Experimental ThinScript language backs WebAssembly

WebAssembly, the highly touted portable bytecode format under development as a mechanism for boosting the Web's performance, is getting support in an experimental new programming language.

The low-level language ThinScript compiles to both WebAssembly and JavaScript, which is already a staple in browsers. "It's meant to be a thin layer on top of WebAssembly that makes it easier to work with: no dependencies and fast compile times," a description on GitHub states. "The syntax is inspired by TypeScript and the compiler is open source and bootstrapped (it can compile itself)." But the project is not meant for real use yet, according to the description. The GitHub repo is attributed to Evan Wallace, a developer in San Francisco.

WebAssembly is being developed under a partnership that involves major browser vendors Apple, Google, Microsoft, and Mozilla. It features a portable code format intended to run at native speeds in browsers, where it is being previewed.

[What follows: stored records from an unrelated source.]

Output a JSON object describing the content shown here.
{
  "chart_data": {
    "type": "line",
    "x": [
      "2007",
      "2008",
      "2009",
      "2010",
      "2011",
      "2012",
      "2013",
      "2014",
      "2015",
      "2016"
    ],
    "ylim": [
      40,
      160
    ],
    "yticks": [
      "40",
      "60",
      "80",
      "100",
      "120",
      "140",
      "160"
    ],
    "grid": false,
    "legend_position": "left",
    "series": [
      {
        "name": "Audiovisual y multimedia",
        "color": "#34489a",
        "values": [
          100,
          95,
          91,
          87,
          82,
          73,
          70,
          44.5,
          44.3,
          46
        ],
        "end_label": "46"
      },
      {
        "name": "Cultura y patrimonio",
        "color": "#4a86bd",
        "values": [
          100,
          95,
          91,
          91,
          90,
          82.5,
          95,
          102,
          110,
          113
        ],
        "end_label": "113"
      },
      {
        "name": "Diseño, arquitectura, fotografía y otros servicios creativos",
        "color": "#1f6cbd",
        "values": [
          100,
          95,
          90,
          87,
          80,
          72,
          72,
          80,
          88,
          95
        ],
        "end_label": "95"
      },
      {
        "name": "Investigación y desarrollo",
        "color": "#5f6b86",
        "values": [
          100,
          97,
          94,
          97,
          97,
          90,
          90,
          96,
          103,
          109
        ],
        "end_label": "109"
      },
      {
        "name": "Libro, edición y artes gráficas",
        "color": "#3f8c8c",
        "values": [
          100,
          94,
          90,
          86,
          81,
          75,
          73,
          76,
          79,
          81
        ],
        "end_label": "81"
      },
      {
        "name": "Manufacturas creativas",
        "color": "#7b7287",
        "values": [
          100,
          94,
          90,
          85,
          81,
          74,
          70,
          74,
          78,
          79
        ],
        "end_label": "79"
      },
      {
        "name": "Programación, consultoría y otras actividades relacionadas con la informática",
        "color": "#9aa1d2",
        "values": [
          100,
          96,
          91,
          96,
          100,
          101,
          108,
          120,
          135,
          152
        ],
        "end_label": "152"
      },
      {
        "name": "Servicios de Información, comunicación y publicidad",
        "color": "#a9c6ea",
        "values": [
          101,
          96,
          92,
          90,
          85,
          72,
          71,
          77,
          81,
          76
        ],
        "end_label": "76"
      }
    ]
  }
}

While WebAssembly does not displace JavaScript, the intent is to eventually make other languages the equivalent of JavaScript in the browser, said JavaScript founder Brendan Eich, a proponent of WebAssembly. "Over the long run, that's a goal," he said. "The languages that it supports at first are C and C++, ones used for games, and similar languages." Afterward, support will be extended to languages close to C and C++ in terms of their low-level performance model and memory management. Eventually support will be developed for garbage collection languages such as Python, Ruby, Go, and various Lisps, Eich said.

With ThinScript, developers gain a language that accommodates WebAssembly right from the start. But documentation for ThinScript emphasizes that WebAssembly is still "a volatile work in progress," with the binary format set to be changed before its final release. "Debugging support for WebAssembly is non-existent in current implementations. You get the idea."

A demo of the ThinScript compiler is available.